Graffiti Suing Graffit Over Missing Vowel, Pop Rocks
Pop rocks, as interpreted by Marilyn Minter.
Is one precious vowel enough to distinguish one restaurant from another, and thus avoid a lawsuit? Jehangir Mehta thinks not.
The New York Post reports that Mehta, the chef-owner of Graffiti Bistro & Bakery (as well as the recently opened Mehtaphor), is suing Jesús Nuñez, the graffiti artist turned chef at Graffit, for trademark infringement. Mehta, who opened Graffiti on East 10th Street in 2007, claims that Nuñez, who opened Graffit on West 69th Street late last year, is stealing his restaurant's name and concept and hurting his business.
One of Mehta's biggest bones of contention is Nuñez's -- alleged! -- use of Pop Rocks in his food. Mehta, of course, has been using the candy for years, and contends that he recently learned from this interview that Nuñez planned to "utilize this extremely obscure ingredient in a dish to be served at Graffit."
While Graffit's rep told Eater that the idea that Nuñez had or was planning to use Pop Rocks was "totally false," the chef did use the interview in question to expound upon his love of the candy:
One of the more fun ingredients that I use are pop rocks -- I love combining them with olive oil. Pop rocks really bring out all of the flavor notes of a high-quality extra virgin olive oil and make them explode in your mouth.
Regardless, all of this begs some questions.
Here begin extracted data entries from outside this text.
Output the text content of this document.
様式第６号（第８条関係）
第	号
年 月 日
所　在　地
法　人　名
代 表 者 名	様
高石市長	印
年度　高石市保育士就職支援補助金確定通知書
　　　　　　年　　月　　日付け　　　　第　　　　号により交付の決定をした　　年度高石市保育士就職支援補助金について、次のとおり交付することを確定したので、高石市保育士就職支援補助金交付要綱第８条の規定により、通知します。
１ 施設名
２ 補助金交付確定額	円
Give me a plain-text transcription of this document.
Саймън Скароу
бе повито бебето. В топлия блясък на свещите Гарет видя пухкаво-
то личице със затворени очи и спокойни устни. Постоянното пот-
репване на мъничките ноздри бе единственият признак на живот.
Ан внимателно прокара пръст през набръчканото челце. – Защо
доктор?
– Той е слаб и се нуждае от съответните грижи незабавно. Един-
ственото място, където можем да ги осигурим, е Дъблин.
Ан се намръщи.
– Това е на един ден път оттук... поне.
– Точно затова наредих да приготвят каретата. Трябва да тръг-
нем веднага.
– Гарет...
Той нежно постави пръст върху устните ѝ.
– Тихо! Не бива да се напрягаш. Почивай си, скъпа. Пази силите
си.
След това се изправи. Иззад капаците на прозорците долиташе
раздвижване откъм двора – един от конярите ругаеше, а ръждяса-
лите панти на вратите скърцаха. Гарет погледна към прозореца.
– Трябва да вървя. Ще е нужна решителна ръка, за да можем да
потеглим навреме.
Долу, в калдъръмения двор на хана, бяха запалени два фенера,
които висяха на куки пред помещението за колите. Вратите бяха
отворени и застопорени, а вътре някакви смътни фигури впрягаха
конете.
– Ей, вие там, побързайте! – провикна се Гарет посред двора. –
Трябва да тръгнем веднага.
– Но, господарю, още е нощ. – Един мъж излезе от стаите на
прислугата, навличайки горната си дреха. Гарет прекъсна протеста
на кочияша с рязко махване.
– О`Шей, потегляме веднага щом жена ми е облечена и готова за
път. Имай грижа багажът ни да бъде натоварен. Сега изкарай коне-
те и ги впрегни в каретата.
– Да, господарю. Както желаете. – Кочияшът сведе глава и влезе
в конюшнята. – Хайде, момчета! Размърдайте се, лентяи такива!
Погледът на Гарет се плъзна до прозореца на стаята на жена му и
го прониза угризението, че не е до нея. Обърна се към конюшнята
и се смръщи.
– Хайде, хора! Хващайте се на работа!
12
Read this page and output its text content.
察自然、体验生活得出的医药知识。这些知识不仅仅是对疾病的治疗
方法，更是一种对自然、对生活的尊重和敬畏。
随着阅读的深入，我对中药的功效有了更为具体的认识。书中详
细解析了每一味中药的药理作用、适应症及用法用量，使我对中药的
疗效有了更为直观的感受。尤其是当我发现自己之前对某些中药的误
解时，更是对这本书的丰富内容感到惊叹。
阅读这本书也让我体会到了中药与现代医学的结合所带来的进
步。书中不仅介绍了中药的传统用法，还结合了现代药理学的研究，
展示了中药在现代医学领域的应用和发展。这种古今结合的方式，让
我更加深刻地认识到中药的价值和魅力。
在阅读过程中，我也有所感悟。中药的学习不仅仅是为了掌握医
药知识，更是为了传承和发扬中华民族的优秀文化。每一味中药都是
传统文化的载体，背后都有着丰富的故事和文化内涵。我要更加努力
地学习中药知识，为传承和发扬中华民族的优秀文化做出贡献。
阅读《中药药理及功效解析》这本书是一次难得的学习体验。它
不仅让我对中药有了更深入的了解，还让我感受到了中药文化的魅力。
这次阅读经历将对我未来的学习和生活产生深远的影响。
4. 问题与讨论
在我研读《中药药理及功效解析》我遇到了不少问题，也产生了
One, can a Spanish restaurant located almost 50 blocks northwest of a so-called eclectic establishment serving zucchini hummus pizza and cumin eggplant buns really qualify as a direct competitor, precious "i" notwithstanding?
And Pop Rocks? Really? The candy was being touted as a pastry trend back in 2005; just last fall, Johnny Iuzzini was seen using them in a chocolate-beet cake with raspberries and chocolate buttercream. Hell, they've even heard of them in Boston.